Reply for reviewer 1

Namely, the authors are discussing the potential application of a low FODMAP diet in the treatment of pain in IBD. Since this dietary intervention is mainly used in SIBO, I would suggest also discussing this issue in the article. Is SIBO a potential other cause of abdominal pain in IBD (except of study by Castiglione et al.) ? What is the frequency of SIBO in IBD? Are there any data on the efficacy (in reducing abdominal symptoms in IBD) of other therapeutic interventions typical for SIBO (the data on the possible application of rifaximin in IBD?)?  

We thank the reviewer for this comment. The low FODMAP diet is used by some clinicians as an option in patients with small intestinal bacterial overgrowth particularly after antibiotics failure.

Small bowel intestinal overgrowth, frequently revealed by chronic abdominal pain, may be associated with gut microbial dysbiosis and influenced by many factors in patients with IBD: resection of the ileocecal valve, intestinal motility disorders or complications such as fistulas or stenoses. Overlap between SIBO and IBD was not uncommon and was reported in more than 20% of IBD patients in a recent meta-analysis.

Rifaximin, a non-absorbed antibiotic was an effective treatment of small intestinal bacterial overgrowth improving symptoms in 67% of patients in a recent meta-analysis and could be an option for IBD patients with small intestinal bacterial overgrowth.

As requested, these modifications appear in red color in the paragraph “overlap between IBD and IBS” on Page 4 and in the paragraph “Pain management” on Page 7. Figures 1 and 2, and references have been modified to take into account this comment.

 

Reviewer 2 Report

In this review, Wils and colleagues provide an overview of the problem of visceral pain in IBD, optimally schematizing both the pathophysiological aspects and those relating to the management of this very important issue.

My only suggestion is to introduce a paragraph in the part concerning the treatment in which to summarize the most significant data relating to the possible use of probiotics in the treatment of visceral pain.

Author Response

Lille, July 2022, 14th

 

Dear Editors and Reviewers,

We are pleased with the interest you put into analyzing our paper entitled Abdominal Pain in Inflammatory Bowel Diseases: a clinical challenge”, and we are thankful for the quality of the comments and the rapid processing, which have allowed us to improve the quality of our work.

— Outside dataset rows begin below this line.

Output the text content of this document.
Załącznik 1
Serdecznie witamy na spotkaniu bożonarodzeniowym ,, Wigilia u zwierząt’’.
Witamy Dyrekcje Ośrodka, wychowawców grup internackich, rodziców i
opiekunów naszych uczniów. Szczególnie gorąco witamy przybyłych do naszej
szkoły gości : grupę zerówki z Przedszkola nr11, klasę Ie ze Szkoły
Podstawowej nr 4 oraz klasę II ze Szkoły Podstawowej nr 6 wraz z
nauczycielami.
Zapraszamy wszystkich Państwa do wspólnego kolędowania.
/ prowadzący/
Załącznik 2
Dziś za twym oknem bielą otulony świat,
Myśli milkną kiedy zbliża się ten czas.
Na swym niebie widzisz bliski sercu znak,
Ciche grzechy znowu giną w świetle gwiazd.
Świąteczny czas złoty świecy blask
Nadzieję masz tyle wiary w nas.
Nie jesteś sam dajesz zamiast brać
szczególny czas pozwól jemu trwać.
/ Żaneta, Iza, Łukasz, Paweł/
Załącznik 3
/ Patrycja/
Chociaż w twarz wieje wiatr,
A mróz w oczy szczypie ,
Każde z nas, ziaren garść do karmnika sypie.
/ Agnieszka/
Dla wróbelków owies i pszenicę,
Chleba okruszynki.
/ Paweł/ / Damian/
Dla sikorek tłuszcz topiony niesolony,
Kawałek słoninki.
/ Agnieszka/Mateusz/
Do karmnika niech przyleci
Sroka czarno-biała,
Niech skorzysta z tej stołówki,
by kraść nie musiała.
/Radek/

The issues that you identified were analyzed and changes in the writing have been done accordingly. Reviewer questions and concerns are addressed point by point in the following section. All manuscript changes resulting from reviewer suggestions are embedded in the paper and highlighted (in red color) as required.

 

Reply for reviewer 2

My only suggestion is to introduce a paragraph in the part concerning the treatment in which to summarize the most significant data relating to the possible use of probiotics in the treatment of visceral pain.

Agree. Restoring the microbial flora seems to be an interesting option in the management of IBS. Some probiotics have demonstrated their effectiveness in improving symptoms, including visceral pain for patients with IBS (for example L. Plantarum 299v, B. Bifidum MIMBb75). The use of probiotics in IBD could be a therapeutic option to improve dysbiosis, and consequently abdominal pain but requires further investigations.

This modification appears in the paragraph “Pain management” on Page 7.